Oil Market Update (August 21, 2012)

Brent crude oil rose to around the $114 per barrel level on Monday, driven by tight North Sea supplies ahead of the closure of a key UK oilfield for maintenance and forecasts of increased pre-winter demand

Britain’s largest oilfield, Buzzard, the single largest contributor to the Forties crude oil stream, will shut down next month until mid-October.

According to a Financial Post report, production from key North Sea oilfields is due to fall by approximately 17 percent next month, which will help drive crude prices. The production shortfall is expected to be temporary and traders anticipate that pressure will ease after the maintenance is completed.

Meanwhile, oil in New York traded near its highest closing level in three months. Crude advanced as European policy makers planned a week of meetings aimed at resolving the ongoing Eurozone situation.

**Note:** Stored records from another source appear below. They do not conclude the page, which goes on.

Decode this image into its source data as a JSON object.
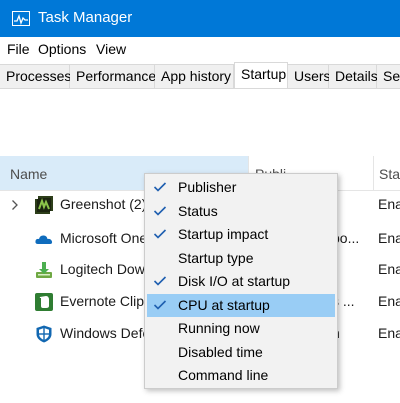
{
  "window": {
    "title": "Task Manager",
    "accent": "#0078d7"
  },
  "menubar": {
    "file": "File",
    "options": "Options",
    "view": "View"
  },
  "tabs": [
    "Processes",
    "Performance",
    "App history",
    "Startup",
    "Users",
    "Details",
    "Ser"
  ],
  "active_tab": "Startup",
  "columns": {
    "name": "Name",
    "publisher": "Publi",
    "status": "Sta"
  },
  "rows": [
    {
      "name": "Greenshot (2)",
      "publisher": "",
      "status": "Ena",
      "icon": "greenshot-icon",
      "expandable": true
    },
    {
      "name": "Microsoft One",
      "publisher": "po...",
      "status": "Ena",
      "icon": "onedrive-icon",
      "expandable": false
    },
    {
      "name": "Logitech Dow",
      "publisher": "",
      "status": "Ena",
      "icon": "logitech-download-icon",
      "expandable": false
    },
    {
      "name": "Evernote Clipp",
      "publisher": "s ...",
      "status": "Ena",
      "icon": "evernote-icon",
      "expandable": false
    },
    {
      "name": "Windows Defe",
      "publisher": "n",
      "status": "Ena",
      "icon": "windows-defender-icon",
      "expandable": false
    }
  ],
  "context_menu": {
    "items": [
      {
        "label": "Publisher",
        "checked": true
      },
      {
        "label": "Status",
        "checked": true
      },
      {
        "label": "Startup impact",
        "checked": true
      },
      {
        "label": "Startup type",
        "checked": false
      },
      {
        "label": "Disk I/O at startup",
        "checked": true
      },
      {
        "label": "CPU at startup",
        "checked": true,
        "highlighted": true
      },
      {
        "label": "Running now",
        "checked": false
      },
      {
        "label": "Disabled time",
        "checked": false
      },
      {
        "label": "Command line",
        "checked": false
      }
    ],
    "highlight_color": "#99cdf5"
  }
}
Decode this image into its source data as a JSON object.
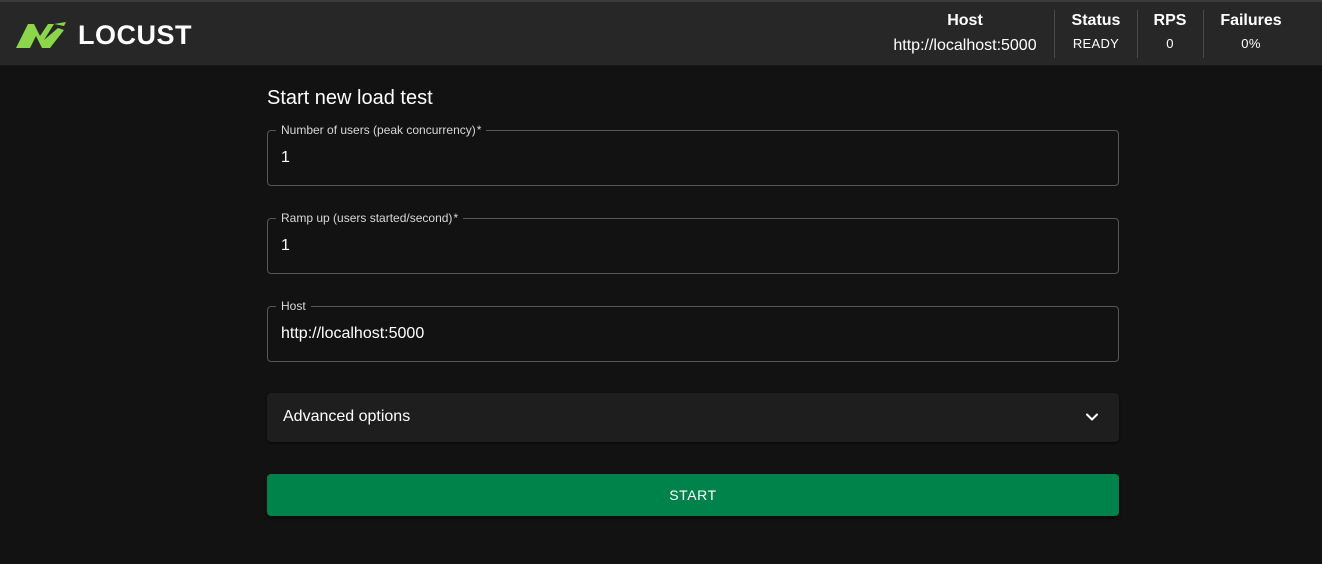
{
  "header": {
    "logo_text": "LOCUST",
    "logo_icon": "locust-grasshopper-icon",
    "brand_color": "#8bd64a",
    "stats": {
      "host_label": "Host",
      "host_value": "http://localhost:5000",
      "status_label": "Status",
      "status_value": "READY",
      "rps_label": "RPS",
      "rps_value": "0",
      "failures_label": "Failures",
      "failures_value": "0%"
    }
  },
  "form": {
    "title": "Start new load test",
    "users": {
      "label": "Number of users (peak concurrency)",
      "required_mark": "*",
      "value": "1"
    },
    "ramp_up": {
      "label": "Ramp up (users started/second)",
      "required_mark": "*",
      "value": "1"
    },
    "host": {
      "label": "Host",
      "value": "http://localhost:5000"
    },
    "advanced": {
      "label": "Advanced options",
      "icon": "chevron-down-icon"
    },
    "start_label": "START",
    "start_color": "#00834a"
  }
}
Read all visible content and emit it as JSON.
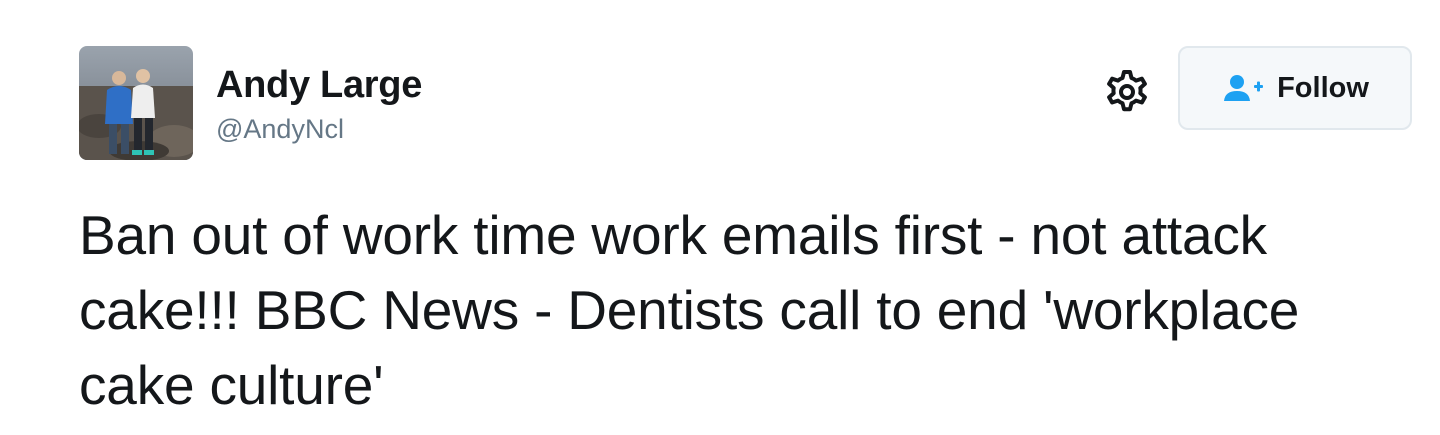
{
  "author": {
    "display_name": "Andy Large",
    "screen_name": "@AndyNcl",
    "avatar": "profile-photo"
  },
  "actions": {
    "settings_icon": "gear-icon",
    "follow_icon": "person-add-icon",
    "follow_label": "Follow"
  },
  "tweet": {
    "text": "Ban out of work time work emails first - not attack cake!!! BBC News - Dentists call to end 'workplace cake culture'"
  },
  "colors": {
    "text": "#14171a",
    "secondary_text": "#657786",
    "accent_blue": "#1da1f2",
    "button_border": "#e1e8ed",
    "button_bg": "#f5f8fa"
  }
}
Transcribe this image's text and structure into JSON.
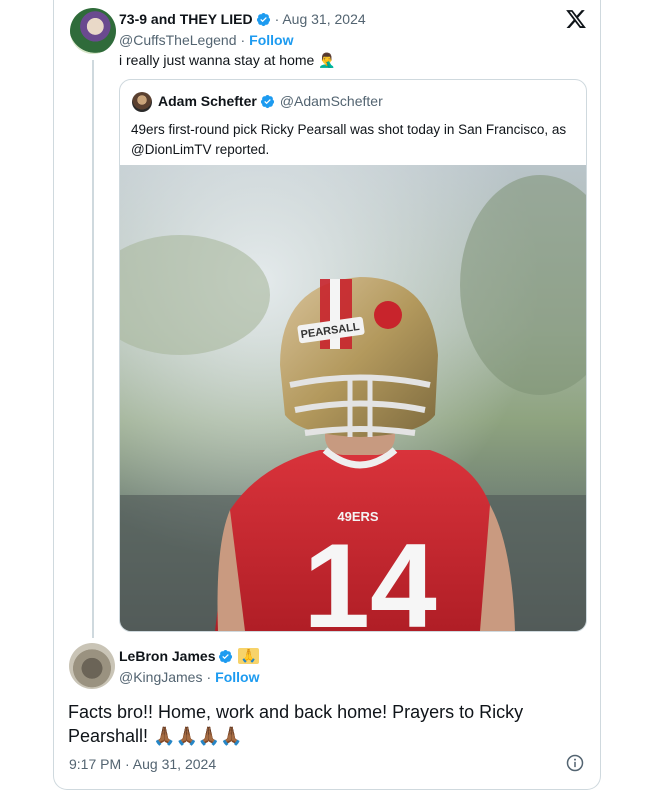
{
  "tweet": {
    "author_name": "73-9 and THEY LIED",
    "date": "· Aug 31, 2024",
    "handle": "@CuffsTheLegend",
    "separator": "·",
    "follow_label": "Follow",
    "text": "i really just wanna stay at home 🤦‍♂️"
  },
  "quote": {
    "author_name": "Adam Schefter",
    "handle": "@AdamSchefter",
    "text": "49ers first-round pick Ricky Pearsall was shot today in San Francisco, as @DionLimTV reported.",
    "photo": {
      "helmet_label": "PEARSALL",
      "jersey_number": "14",
      "jersey_wordmark": "49ERS"
    }
  },
  "reply": {
    "author_name": "LeBron James",
    "emoji": "🙏",
    "handle": "@KingJames",
    "separator": "·",
    "follow_label": "Follow",
    "text": "Facts bro!! Home, work and back home! Prayers to Ricky Pearshall! 🙏🏾🙏🏾🙏🏾🙏🏾",
    "timestamp": "9:17 PM · Aug 31, 2024"
  },
  "colors": {
    "accent": "#1d9bf0",
    "muted": "#536471",
    "border": "#cfd9de",
    "jersey_red": "#c8242c",
    "helmet_gold": "#b3995d"
  },
  "icons": [
    "verified-badge-icon",
    "x-logo-icon",
    "info-icon"
  ]
}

Michael Poulsen, an analyst at Global Risk Management, told Bloomberg, “I remain optimistic that a solution to the Euro crisis will be found. There is simply too much at stake to let the Euro project fail. From a longer perspective, upside bias for oil is warranted due to market fundamentals.”

Poulsen predicts prices will trade within a $4 range this week before advancing.

According to the Joint Organization Data Initiative, Saudi Arabia pumped at its highest level in more than three decades in June, and monthly exports received the highest since November 2005.

Crude for September delivery was recorded at $96.15 — a gain of 14 cents — in electronic trading on the New York Mercantile Exchange. Front-month prices are 2.7 percent lower this year.

Brent oil for October settlement climbed 66 cents to $114.34 a barrel on the London-based ICE Futures Europe exchange, according to Bloomberg data. The European benchmark grade’s premium to West Texas Intermediate stands at $17.91.

Prices slipped last week after a source said the White House was “dusting off” plans to potentially tap the Strategic Petroleum Reserve in an attempt to prevent rising energy costs from undermining the success of sanctions against Iran.